In questa parrocchia P. Mario continuava a interessarsi al mondo afro-brasiliano, un progetto che richiedeva una particolare attenzione. Cercò di dare il suo contributo come poteva, inserendosi nel normale lavoro di accompagnamento delle comunità cristiane affidate ai Comboniani. Lo fece per sei anni, finché gli fu chiesto il servizio di procuratore a Rio de Janeiro. Andò ad abitare in un collegio di suore, occupando la casetta riservata all’assistente spirituale. Oltre a questo incarico, collaborava con la vicina parrocchia e accoglieva chi veniva dalle comunità più lontane, soprattutto del nordest, e aveva bisogno di un appoggio logistico o di un aiuto nelle questioni burocratiche, giuridiche e amministrative.

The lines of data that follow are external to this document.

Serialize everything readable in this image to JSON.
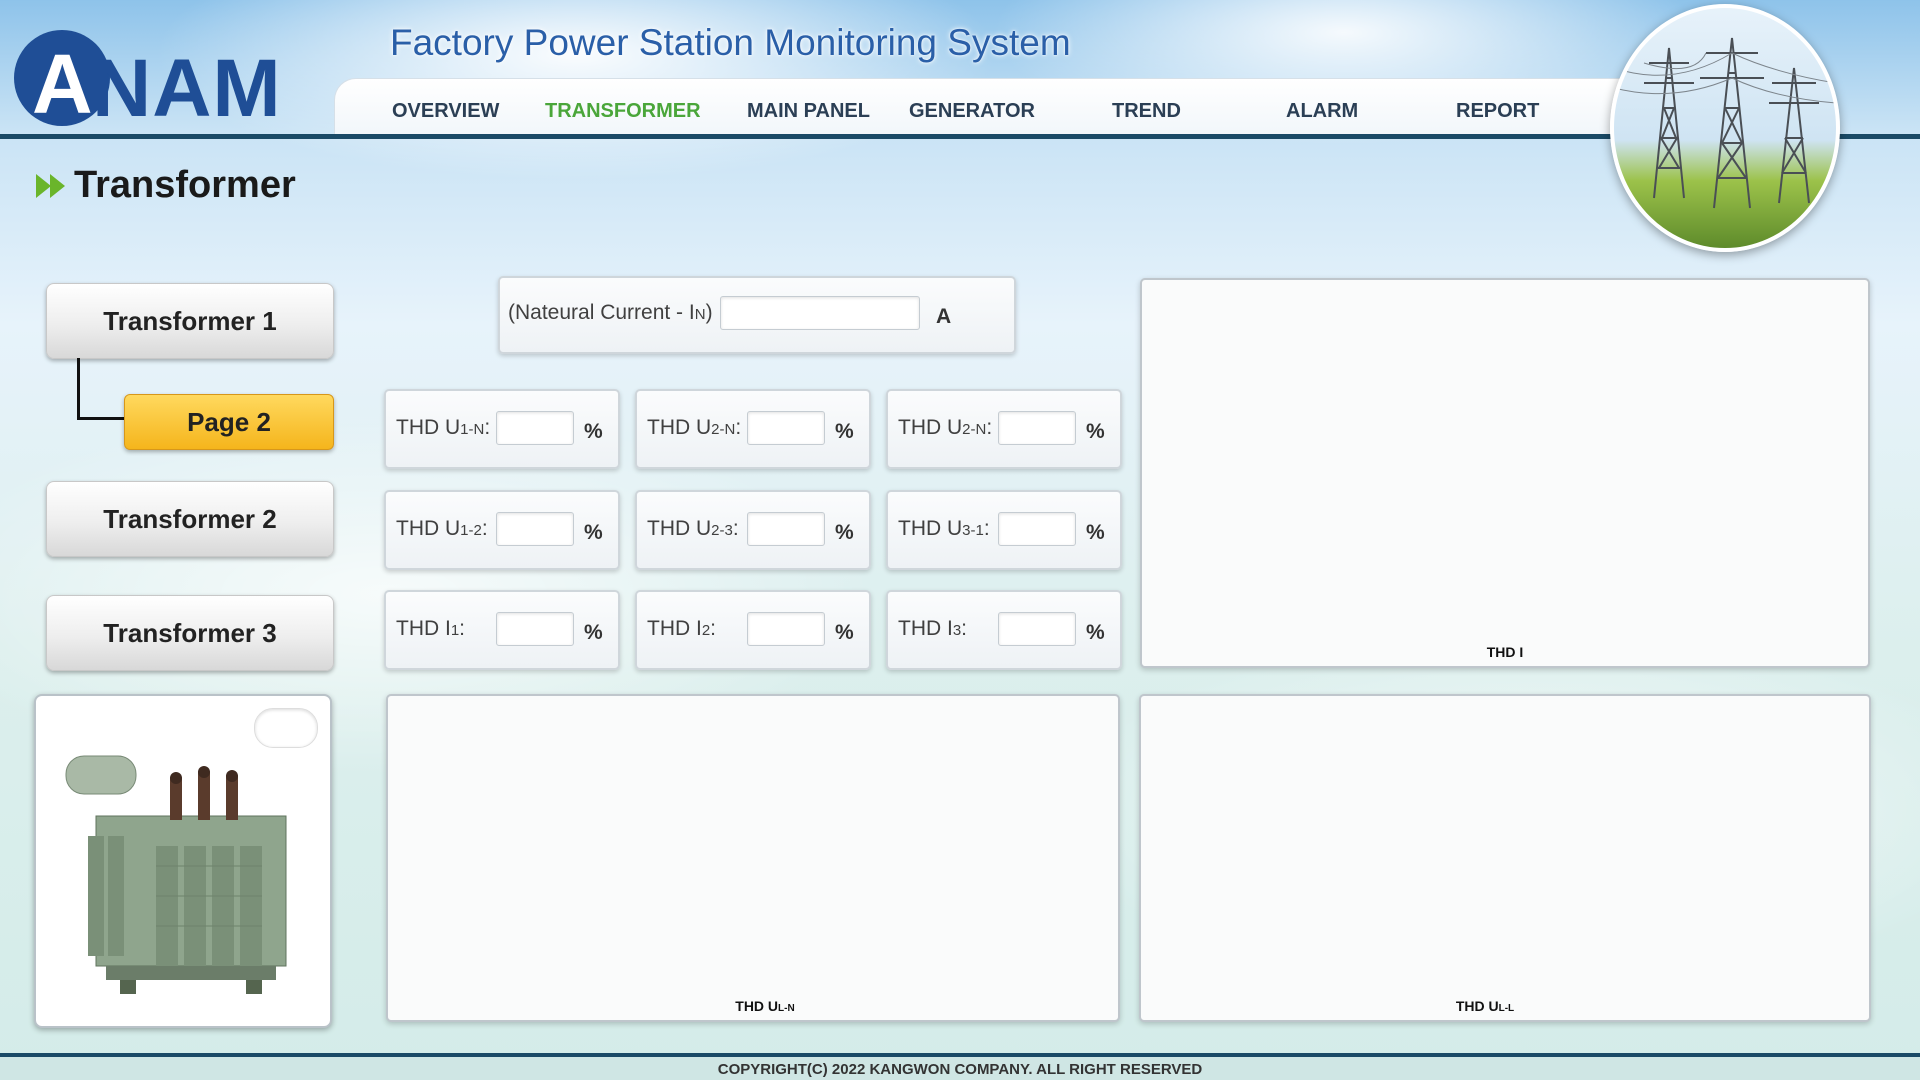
{
  "brand": {
    "logo_letter": "A",
    "logo_text": "NAM"
  },
  "app_title": "Factory Power Station Monitoring System",
  "nav": [
    {
      "label": "OVERVIEW",
      "active": false
    },
    {
      "label": "TRANSFORMER",
      "active": true
    },
    {
      "label": "MAIN PANEL",
      "active": false
    },
    {
      "label": "GENERATOR",
      "active": false
    },
    {
      "label": "TREND",
      "active": false
    },
    {
      "label": "ALARM",
      "active": false
    },
    {
      "label": "REPORT",
      "active": false
    }
  ],
  "page_title": "Transformer",
  "menu": {
    "transformer1": "Transformer 1",
    "page2": "Page 2",
    "transformer2": "Transformer 2",
    "transformer3": "Transformer 3"
  },
  "neutral_current": {
    "label": "(Nateural Current - I",
    "label_sub": "N",
    "label_end": ")",
    "value": "",
    "unit": "A"
  },
  "thd_fields": [
    {
      "id": "u1n",
      "label": "THD U",
      "sub": "1-N",
      "suffix": ":",
      "value": "",
      "unit": "%"
    },
    {
      "id": "u2n_a",
      "label": "THD U",
      "sub": "2-N",
      "suffix": ":",
      "value": "",
      "unit": "%"
    },
    {
      "id": "u2n_b",
      "label": "THD U",
      "sub": "2-N",
      "suffix": ":",
      "value": "",
      "unit": "%"
    },
    {
      "id": "u12",
      "label": "THD U",
      "sub": "1-2",
      "suffix": ":",
      "value": "",
      "unit": "%"
    },
    {
      "id": "u23",
      "label": "THD U",
      "sub": "2-3",
      "suffix": ":",
      "value": "",
      "unit": "%"
    },
    {
      "id": "u31",
      "label": "THD U",
      "sub": "3-1",
      "suffix": ":",
      "value": "",
      "unit": "%"
    },
    {
      "id": "i1",
      "label": "THD I",
      "sub": "1",
      "suffix": ":",
      "value": "",
      "unit": "%"
    },
    {
      "id": "i2",
      "label": "THD I",
      "sub": "2",
      "suffix": ":",
      "value": "",
      "unit": "%"
    },
    {
      "id": "i3",
      "label": "THD I",
      "sub": "3",
      "suffix": ":",
      "value": "",
      "unit": "%"
    }
  ],
  "charts": {
    "thd_i": {
      "label": "THD I",
      "sub": ""
    },
    "thd_uln": {
      "label": "THD U",
      "sub": "L-N"
    },
    "thd_ull": {
      "label": "THD U",
      "sub": "L-L"
    }
  },
  "colors": {
    "brand_blue": "#1f4e96",
    "nav_active": "#4aa63a",
    "header_line": "#1a4a66",
    "page_button": "#f5b51c"
  },
  "footer": "COPYRIGHT(C) 2022 KANGWON COMPANY. ALL RIGHT RESERVED"
}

Quando la casa fu chiusa, all’inizio degli anni 2000, fu trasferito in una comunità vicina, nella diocesi di Duque de Caxias, dove aveva già lavorato anni prima, alla conclusione degli studi. Doveva essere un ritorno per rafforzare un cammino già conosciuto ma cominciarono a manifestarsi i primi sintomi di una malattia che, cominciando dal cuore, un po’ alla volta lo indebolì in tutto il fisico, con ricadute importanti anche a livello psicologico. Iniziò per lui un tempo di grande fragilità. Aveva sempre bisogno di dire a se stesso e agli altri che poteva ancora fare qualcosa e per questo voleva restare a tutti i costi al suo posto, anche se aveva bisogno di tutto; finché accettò di tornare in famiglia dove la morte andò presto a incontrarlo.
Testimonianze
Durante il funerale, queste erano le frasi ricorrenti: amava la missione e lavorava per un mondo diverso. Si faceva sempre presente soprattutto nei momenti difficili, sia per i confratelli che per gli indios. Era un punto di riferimento in situazioni di violenza e di miseria. Era convinto di non poter tacere, perciò proclamava Cristo e il suo Vangelo sempre e ovunque. Aveva un’umanità ricca e profonda. Ha saputo confrontarsi con la sua malattia e la sua fragilità.
Riportiamo un breve stralcio dalla lettera di un amico: “Ricordo con gioia l’incontro di quando io, allievo sottufficiale dei carabinieri a Firenze, venni a trovarti al seminario, sulla strada che da Firenze conduce a Fiesole. E poi la tua partenza per il Brasile ove hai toccato con mano la vera povertà nelle favelas di Rio de Janeiro e dove hai dedicato tutta la tua vita di sacerdote e di uomo. Però non hai mai perso i contatti con la tua terra d’origine, la tua cara Ragnola, e Porto d’Ascoli con le sue parrocchie che da una erano diventate quattro. Un legame particolare e, per noi, un privilegio, l’amore per la nostra parrocchia alla quale ti sei legato sin dalla sua costruzione, perché era la tua parrocchia! Nonostante la lontananza, il Signore ha voluto che nei momenti particolari della nostra comunità tu fossi presente in mezzo a noi per confortarci e guidarci”.
Da Mccj Bulletin n. 251 suppl. In Memoriam, aprile 2012, pp. 25-30.